Cooperation in families, communities, and organizations can only be sustained when different individuals and groups are included. Inclusion refers to subjective feelings of acceptance and belongingness, which are anchored in access to key collective resources (housing, healthcare) for different individuals and groups, opportunities to participate in important activities (education, work), or voice in determining the rules and regulations that govern the distribution of these collective outcomes. If individuals and groups do not benefit from such central collective resources – and thus feel excluded – they are no longer inclined to cooperate in facilitating their joint production. This is a recipe for social unrest and political destabilization.
Institutional arrangements aim to secure fair access to collective resources and activities. As such they address the inherent tension between gain motives (maximizing desirable outcomes and opportunities for the self and one’s own ethnic group, work team or family) and solidarity motives. External shocks, spillover effects and negative feedback cycles may call for a re-calibration of these arrangements. How can families, communities and organizations adapt to changing realities, so that individuals and groups continue to cooperate in the maintenance and prudent use of collective resources?

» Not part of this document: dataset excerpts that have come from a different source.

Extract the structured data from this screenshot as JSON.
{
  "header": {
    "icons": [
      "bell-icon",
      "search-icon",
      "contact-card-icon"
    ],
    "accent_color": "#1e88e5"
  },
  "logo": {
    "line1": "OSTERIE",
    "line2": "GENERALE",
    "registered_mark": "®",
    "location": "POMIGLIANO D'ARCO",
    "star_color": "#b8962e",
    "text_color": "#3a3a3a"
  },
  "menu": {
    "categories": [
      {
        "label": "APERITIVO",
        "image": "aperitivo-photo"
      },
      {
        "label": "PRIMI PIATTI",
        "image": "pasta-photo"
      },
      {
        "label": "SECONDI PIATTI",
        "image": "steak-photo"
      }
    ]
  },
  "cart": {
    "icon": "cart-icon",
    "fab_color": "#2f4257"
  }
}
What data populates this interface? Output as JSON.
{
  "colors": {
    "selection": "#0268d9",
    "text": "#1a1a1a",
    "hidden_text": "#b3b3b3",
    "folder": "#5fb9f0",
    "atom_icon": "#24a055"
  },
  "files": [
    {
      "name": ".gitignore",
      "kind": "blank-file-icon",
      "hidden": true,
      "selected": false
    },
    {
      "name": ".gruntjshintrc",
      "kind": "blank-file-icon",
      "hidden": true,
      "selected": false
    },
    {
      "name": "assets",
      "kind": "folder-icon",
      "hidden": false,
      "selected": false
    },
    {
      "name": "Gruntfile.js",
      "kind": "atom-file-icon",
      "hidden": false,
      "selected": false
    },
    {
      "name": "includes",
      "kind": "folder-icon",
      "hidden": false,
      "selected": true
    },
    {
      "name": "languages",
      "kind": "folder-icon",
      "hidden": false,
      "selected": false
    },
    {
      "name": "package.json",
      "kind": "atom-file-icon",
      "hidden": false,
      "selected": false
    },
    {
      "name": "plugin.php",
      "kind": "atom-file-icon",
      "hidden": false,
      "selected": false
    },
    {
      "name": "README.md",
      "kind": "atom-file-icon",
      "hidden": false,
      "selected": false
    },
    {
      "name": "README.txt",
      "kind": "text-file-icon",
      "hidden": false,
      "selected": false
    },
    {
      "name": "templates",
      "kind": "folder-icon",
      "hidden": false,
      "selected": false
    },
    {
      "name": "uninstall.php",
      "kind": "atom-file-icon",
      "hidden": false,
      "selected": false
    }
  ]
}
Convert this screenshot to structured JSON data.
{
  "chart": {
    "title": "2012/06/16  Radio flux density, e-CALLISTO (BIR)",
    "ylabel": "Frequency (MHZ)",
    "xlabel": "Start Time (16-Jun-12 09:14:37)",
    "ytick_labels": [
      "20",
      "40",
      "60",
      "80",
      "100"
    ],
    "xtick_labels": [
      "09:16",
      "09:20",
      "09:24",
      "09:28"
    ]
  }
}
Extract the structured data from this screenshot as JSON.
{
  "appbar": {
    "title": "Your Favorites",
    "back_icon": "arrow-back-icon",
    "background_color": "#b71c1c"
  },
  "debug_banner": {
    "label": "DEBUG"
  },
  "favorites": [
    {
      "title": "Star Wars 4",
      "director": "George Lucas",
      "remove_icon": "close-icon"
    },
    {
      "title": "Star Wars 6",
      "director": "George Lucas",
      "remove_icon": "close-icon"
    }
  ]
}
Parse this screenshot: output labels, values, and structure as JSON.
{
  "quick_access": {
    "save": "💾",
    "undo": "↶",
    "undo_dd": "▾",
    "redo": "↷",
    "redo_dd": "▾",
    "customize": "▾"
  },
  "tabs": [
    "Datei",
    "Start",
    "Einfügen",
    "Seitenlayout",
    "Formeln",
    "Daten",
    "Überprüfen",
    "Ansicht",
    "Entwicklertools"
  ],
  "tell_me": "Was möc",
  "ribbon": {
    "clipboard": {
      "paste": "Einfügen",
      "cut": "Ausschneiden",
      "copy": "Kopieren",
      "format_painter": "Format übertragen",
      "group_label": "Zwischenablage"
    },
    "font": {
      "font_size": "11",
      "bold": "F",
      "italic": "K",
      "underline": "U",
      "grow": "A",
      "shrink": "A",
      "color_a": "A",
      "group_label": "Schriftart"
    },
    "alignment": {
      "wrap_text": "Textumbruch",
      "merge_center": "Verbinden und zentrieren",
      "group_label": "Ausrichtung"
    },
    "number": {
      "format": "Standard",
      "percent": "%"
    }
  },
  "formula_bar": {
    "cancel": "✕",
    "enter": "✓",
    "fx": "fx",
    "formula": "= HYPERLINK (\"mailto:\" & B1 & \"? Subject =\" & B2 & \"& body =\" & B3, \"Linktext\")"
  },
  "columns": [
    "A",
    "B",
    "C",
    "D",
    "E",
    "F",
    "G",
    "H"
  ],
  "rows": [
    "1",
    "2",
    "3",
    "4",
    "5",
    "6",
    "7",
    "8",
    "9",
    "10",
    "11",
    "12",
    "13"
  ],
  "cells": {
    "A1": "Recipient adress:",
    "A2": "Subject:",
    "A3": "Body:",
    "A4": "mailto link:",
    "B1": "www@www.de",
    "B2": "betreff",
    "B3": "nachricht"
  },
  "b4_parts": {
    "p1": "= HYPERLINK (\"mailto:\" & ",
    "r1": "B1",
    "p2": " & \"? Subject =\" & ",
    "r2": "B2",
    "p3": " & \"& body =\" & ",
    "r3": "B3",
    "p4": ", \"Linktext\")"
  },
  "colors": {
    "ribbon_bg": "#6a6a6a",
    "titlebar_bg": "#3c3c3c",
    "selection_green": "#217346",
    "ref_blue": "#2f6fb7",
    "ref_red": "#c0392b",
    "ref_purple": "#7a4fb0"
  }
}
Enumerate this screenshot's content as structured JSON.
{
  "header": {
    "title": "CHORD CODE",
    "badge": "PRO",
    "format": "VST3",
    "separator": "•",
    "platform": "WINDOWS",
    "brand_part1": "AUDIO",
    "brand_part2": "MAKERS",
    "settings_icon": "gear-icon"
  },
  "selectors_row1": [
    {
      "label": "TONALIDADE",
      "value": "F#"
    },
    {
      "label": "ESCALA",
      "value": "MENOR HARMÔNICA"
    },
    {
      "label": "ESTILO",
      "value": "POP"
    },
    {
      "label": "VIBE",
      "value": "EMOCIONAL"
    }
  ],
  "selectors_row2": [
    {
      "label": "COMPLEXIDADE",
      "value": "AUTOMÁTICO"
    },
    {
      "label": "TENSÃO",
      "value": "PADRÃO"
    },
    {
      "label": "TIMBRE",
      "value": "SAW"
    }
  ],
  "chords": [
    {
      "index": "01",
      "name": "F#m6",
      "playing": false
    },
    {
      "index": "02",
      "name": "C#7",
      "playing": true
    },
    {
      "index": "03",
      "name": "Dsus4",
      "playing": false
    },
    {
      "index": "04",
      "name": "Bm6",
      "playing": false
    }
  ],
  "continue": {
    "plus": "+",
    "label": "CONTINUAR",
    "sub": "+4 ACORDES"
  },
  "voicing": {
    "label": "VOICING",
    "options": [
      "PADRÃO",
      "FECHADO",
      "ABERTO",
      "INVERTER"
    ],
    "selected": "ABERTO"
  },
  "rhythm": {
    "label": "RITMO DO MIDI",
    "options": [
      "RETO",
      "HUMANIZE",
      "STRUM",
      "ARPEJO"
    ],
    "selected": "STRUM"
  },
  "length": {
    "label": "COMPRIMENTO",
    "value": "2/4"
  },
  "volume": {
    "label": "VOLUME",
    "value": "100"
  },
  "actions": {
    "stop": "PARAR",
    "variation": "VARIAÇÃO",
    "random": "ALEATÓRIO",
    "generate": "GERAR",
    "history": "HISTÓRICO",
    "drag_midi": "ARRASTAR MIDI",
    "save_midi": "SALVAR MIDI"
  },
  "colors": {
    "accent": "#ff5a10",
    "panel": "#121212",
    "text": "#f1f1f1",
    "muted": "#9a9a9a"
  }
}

To answer this question, three challenges will be addressed. The first, Accommodating Newcomers focuses on the impact of migrants entering into families, communities and organizations. This external shock tests the ability of existing arrangements to take advantage of the unique inputs newcomers have to offer, and to accommodate their specific needs. The second challenge, Connecting Communities targets the spillover effects of diverging networks, value systems, and interdependence expectations hat can either enhance or undermine commitment to the provision and protection of collective outcomes. The third, Dealing with Diversity focuses on the feedback cycles that elicit cooperative bene ts from differences between individuals and groups, or lead them to segregate and ‘opt out’.